Let $N$ be a nilpotent linear algebraic group over a field $k$.
If $k = \mathbb{C}$ and $N$ is connected, one can write $N = U \times T$, where $U$ is a unipotent algebraic group and $T$ is a torus. Can we do the same for any $k$ (with char = 0)?
Is there a characterization of a general $N$ (not necessarily connected) in terms of extensions of algebraic groups, for a general $k$ (with char = 0)?
This holds in characteristic zero in general: any nilpotent linear algebraic $k$-group is the direct product of a (connected) unipotent group and a virtual torus (an algebraic group whose identity component is a torus).
First, let us prove it in the connected case. Let $U$ be the unipotent radical and $D$ a $k$-defined Levi factor. So $D$ is reductive and $N=U\rtimes D$. Since $N$ is solvable, $D$ is abelian. Since $N$ is nilpotent, we have $[N,D]=1$ ($*$), hence $N=D\times U$. This thus characterizes $D$ as the unique maximal torus in $N$, since for any torus in $N$, its projection in $U$ is a torus and thus is trivial.
Now assume $N$ arbitrary. By the previous case, we can write $N^\circ=D\times U$ with $D,U$ defined over $k$. On the other hand, there exists a finite algebraic subgroup $F$ such that $FN^\circ=N$. Replacing $F$ with its $k$-closure, we can suppose that it is $k$-defined. Then since $N$ is nilpotent, we have $[F,N^\circ]=1$. Hence $[FD,U]=1$ and $FDU=N$. We have to check that $FD\cap U=1$: indeed $FD\cap U$ is a unipotent subgroup on the one hand, and has a finite index subgroup contained in $D$ on the other hand, and hence $FU$ is finite; being contained in $U$ it is therefore trivial. Hence $N=FD\times U$, where $U$ is connected (and unipotent) and $FD$ is a virtual torus, defined over $k$.

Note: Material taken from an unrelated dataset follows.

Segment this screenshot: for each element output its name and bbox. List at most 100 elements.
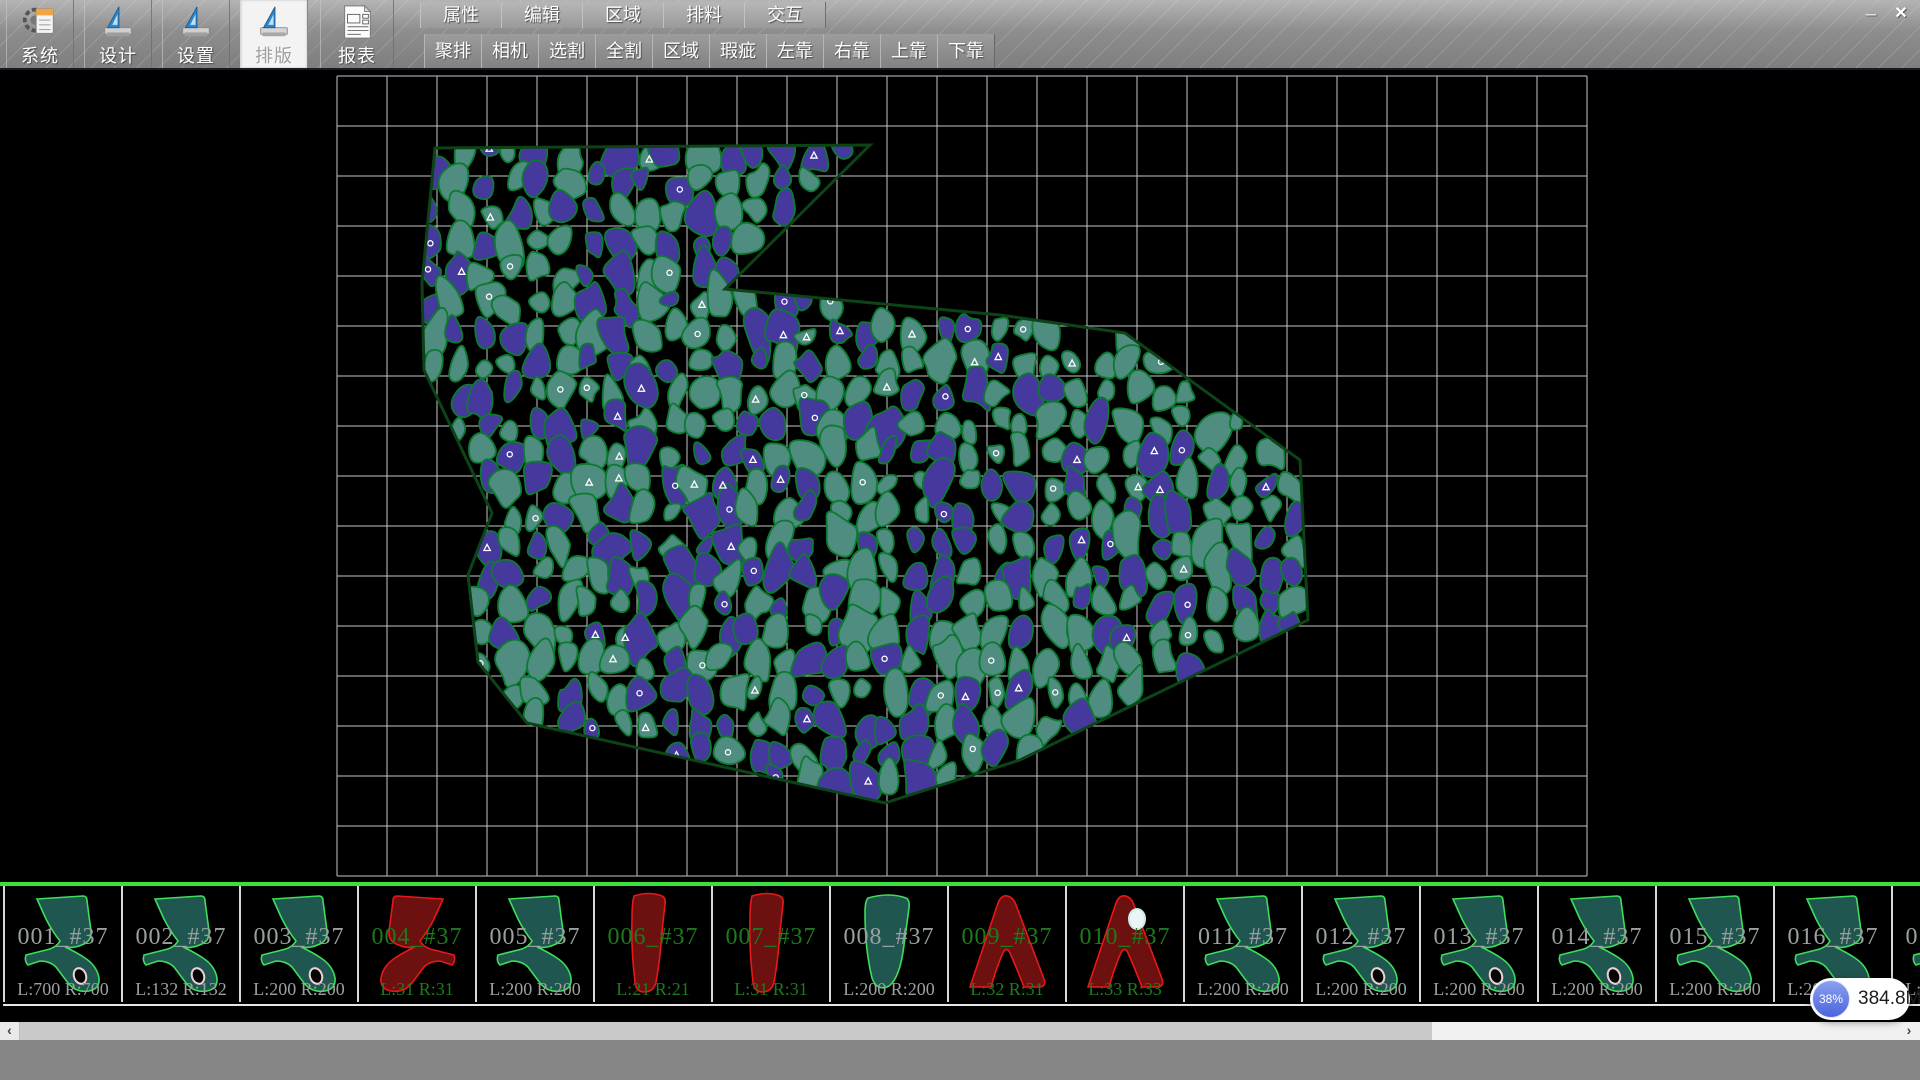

Edit: I was asked by email why $[F,N^\circ]=1$. Otherwise, $F$ acts non-trivially on the Lie algebra $\mathfrak{n}$ of $N^\circ$ (indeed, the exponential intertwines the actions of $F$ on $N^\circ$ and on $\mathfrak{n}$). Using complete reducibility of actions of finite groups in characteristic zero, and by nilpotency of $\mathfrak{n}$, there exists $i$ such that $F$ acts non-trivially on $\mathfrak{n}^i/\mathfrak{n}^{i+1}$ (where $(\mathfrak{n}^i)$ is the lower central series). Modding out by $(N^\circ)^{i+1}$, one can suppose that $F$ acts non-trivially on the center $Z$ of $N^\circ$. Then $[F,Z]=[F,[F,Z]]$ is non-trivial (again, using complete reducibility). This contradicts nilpotency of $N$.